Fiévez, le soldat wallon honoré au pèlerinage de l’Yser

Pierre Havaux
Pierre Havaux Journaliste au Vif

 » Oublié  » au pied de la tour de l’Yser où, seul Wallon, il repose entouré de soldats de 14-18 martyrs de la cause flamande, Amé Fiévez aura droit à un hommage solennel fin août, au pèlerinage de l’Yser. Sa famille sera là pour la première fois depuis quarante-cinq ans.

Le vent tourne sur la plaine de l’Yser. Débarrassé des éléments extrémistes, le comité organisateur du pèlerinage clôt la page de la grand-messe flamingante pour en revenir à une commémoration des soldats de la Grande Guerre tombés en terre flamande.  » Qu’ils soient flamands, wallons, bruxellois ou ennemis d’hier « , confiait le président du comité, Paul De Belder (Le Vif du 3 août 2012.)

Place aux actes. Pour le dernier pèlerinage avant son déplacement le 11 novembre, jour de l’Armistice, Amé Fiévez sera mis à l’honneur à Dixmude.

Amé Fiévez,  » l’intrus « , longtemps oublié de la tour de l’Yser. Inhumé dans la même tombe que deux frères d’armes flamands, les Van Raemdonck, ce soldat originaire de Calonne, dans l’entité d’Antoing, a été superbement ignoré par le Mouvement flamand. Son  » crime  » était d’être wallon, tombé sur le front de l’Yser un jour de 1917, son corps entremêlé avec ceux de deux soldats flamands qui, eux, seront transformés en martyrs de la cause flamande.

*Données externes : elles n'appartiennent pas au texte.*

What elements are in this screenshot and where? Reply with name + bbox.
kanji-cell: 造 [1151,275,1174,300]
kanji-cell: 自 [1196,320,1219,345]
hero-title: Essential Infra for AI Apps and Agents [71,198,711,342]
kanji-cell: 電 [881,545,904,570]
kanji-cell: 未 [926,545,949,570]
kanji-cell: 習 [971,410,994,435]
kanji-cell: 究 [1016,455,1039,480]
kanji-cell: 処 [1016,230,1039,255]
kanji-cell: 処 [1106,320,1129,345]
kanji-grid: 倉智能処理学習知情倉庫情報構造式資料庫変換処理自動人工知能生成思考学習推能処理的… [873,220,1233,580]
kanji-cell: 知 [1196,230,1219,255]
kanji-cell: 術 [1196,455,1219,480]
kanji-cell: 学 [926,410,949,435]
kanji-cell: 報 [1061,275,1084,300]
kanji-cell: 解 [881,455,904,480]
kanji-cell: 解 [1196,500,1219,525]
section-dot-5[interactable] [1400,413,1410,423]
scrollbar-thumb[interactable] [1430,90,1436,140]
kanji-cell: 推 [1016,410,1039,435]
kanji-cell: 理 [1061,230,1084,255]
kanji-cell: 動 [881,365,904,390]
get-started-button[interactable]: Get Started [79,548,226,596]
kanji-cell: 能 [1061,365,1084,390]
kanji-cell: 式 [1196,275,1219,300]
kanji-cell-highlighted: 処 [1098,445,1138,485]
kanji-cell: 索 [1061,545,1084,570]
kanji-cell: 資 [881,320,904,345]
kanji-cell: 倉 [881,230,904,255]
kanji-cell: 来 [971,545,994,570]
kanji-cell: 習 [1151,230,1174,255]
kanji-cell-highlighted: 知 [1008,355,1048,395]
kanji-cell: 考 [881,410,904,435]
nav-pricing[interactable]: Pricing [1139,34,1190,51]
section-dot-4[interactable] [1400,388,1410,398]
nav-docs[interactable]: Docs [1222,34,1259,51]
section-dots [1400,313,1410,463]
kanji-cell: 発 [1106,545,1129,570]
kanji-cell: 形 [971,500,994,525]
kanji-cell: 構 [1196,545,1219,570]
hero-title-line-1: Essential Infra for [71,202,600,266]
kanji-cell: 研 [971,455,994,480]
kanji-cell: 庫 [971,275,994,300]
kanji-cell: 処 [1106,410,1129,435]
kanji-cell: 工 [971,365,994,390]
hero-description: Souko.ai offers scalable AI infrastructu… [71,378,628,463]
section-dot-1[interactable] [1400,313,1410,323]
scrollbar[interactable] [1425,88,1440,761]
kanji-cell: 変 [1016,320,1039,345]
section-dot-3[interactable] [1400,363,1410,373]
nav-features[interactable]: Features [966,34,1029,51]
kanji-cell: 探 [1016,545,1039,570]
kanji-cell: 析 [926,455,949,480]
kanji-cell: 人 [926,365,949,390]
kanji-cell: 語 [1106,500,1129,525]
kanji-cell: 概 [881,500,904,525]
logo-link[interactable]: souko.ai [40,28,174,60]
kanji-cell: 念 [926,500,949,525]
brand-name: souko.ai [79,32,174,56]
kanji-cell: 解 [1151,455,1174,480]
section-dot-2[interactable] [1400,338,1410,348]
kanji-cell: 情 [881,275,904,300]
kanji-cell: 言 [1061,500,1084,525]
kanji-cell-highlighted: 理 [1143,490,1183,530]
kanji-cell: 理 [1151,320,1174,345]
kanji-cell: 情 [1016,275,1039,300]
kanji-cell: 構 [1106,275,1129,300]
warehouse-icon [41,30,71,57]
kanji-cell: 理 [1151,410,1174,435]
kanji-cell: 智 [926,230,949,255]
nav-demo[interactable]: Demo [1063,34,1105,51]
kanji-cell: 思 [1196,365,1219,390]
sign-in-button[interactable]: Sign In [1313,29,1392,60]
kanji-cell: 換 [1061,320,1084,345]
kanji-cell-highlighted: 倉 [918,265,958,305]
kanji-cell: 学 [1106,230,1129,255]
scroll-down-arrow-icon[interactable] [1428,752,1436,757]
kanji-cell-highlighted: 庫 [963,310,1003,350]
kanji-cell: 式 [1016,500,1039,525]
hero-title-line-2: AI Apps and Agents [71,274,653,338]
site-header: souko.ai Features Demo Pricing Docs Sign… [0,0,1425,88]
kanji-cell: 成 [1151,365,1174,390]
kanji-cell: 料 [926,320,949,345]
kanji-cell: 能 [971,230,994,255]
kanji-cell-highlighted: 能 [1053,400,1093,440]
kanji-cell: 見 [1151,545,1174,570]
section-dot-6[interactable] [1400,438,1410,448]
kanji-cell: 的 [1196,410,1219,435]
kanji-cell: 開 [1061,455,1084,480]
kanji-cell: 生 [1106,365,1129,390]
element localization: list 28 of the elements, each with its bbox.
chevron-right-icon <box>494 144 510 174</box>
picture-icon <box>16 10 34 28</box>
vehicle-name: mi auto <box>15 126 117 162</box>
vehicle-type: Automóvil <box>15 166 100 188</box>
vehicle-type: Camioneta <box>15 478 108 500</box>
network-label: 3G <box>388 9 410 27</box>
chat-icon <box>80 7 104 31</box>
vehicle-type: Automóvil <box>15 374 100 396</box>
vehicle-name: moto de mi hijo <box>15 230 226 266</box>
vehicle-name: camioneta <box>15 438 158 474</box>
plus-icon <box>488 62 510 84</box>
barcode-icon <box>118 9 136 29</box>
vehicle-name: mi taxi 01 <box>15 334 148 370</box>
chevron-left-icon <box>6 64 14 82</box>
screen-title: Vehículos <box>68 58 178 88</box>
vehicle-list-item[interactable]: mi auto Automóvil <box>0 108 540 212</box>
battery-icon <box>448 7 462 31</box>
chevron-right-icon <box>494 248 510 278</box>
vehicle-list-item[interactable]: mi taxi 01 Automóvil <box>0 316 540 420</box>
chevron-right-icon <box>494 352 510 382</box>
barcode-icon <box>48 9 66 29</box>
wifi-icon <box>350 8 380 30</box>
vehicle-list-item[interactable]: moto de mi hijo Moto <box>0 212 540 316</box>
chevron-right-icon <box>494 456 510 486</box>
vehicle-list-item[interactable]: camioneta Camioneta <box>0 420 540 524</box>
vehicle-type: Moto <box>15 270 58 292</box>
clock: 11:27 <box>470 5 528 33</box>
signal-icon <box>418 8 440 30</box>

 » Le refus flamand de mentionner le nom d’Amé Fiévez dans la crypte de la tour de l’Yser jusque dans les années 1960, alors que ses restes et ceux des frères Van Raemdonck se trouvent dans le même cercueil, sera d’autant plus mal ressenti « , relate Laurence Van Ypersele (UCL), spécialiste de la Première Guerre mondiale.

Pierre Fiévez, 73 ans, et son épouse Germaine, 68 ans, se préparent à quitter leur ferme de Calonne pour ce qui n’est pas tout à fait un saut dans l’inconnu.  » Nous nous sommes rendus une fois à un pèlerinage de l’Yser : c’était en 1967, l’année de notre mariage, se souvient Germaine pour Le Vif/L’Express. A l’époque, il y avait du monde là-bas, il ne faisait pas bon parler français…  » Le neveu d’Amé Fiévez et sa femme ont alors préféré s’abstenir.

Jusqu’au jour où le comité du pèlerinage vient relancer le couple. Et le persuade de refaire la route jusqu’à la tombe de l’oncle Amé, après 45 ans d’absence. Ce jeudi, Pierre et Germaine Fiévez se rendent une première fois à Dixmude. Pour y rencontrer, notamment, une descendante de la famille Van Raemdonck, qui viendra de Tamise.  » Une dame, de 90 ans paraît-il, qui veut absolument nous voir. « 

La politique de la main tendue

Germaine a exhumé de son grenier des photos de son oncle.  » Amé avait 26 ans quand il a été tué à l’Yser. On ne connaît pas grand-chose de toute cette histoire avec les frères Van Raemdonck. Sauf que c’était un problème entre Wallons et Flamands. « 

Le 26 août, jour du pèlerinage, Pierre et Germaine Fiévez devraient refaire le voyage en terre flamande. Pour un hommage plus solennel : une plaque commémorative en l’honneur du soldat wallon sera inaugurée. Fait sans précédent, un bourgmestre wallon prendra la parole devant l’assistance flamande. Bernard Bauwens, maïeur d’Antoing, met la dernière main à son discours :  » Ce sera un message de paix et de tolérance. J’y ai glissé quelques passages en flamand. « 

Antoing, en Hainaut, pourrait prochainement s’enrichir d’une  » rue Van Raemdonck « . Et Tamise, en Flandre orientale, d’une  » rue Fiévez « . La politique de la main tendue, par-delà la frontière linguistique. Un geste fort, à l’heure où la Belgique doute de son existence.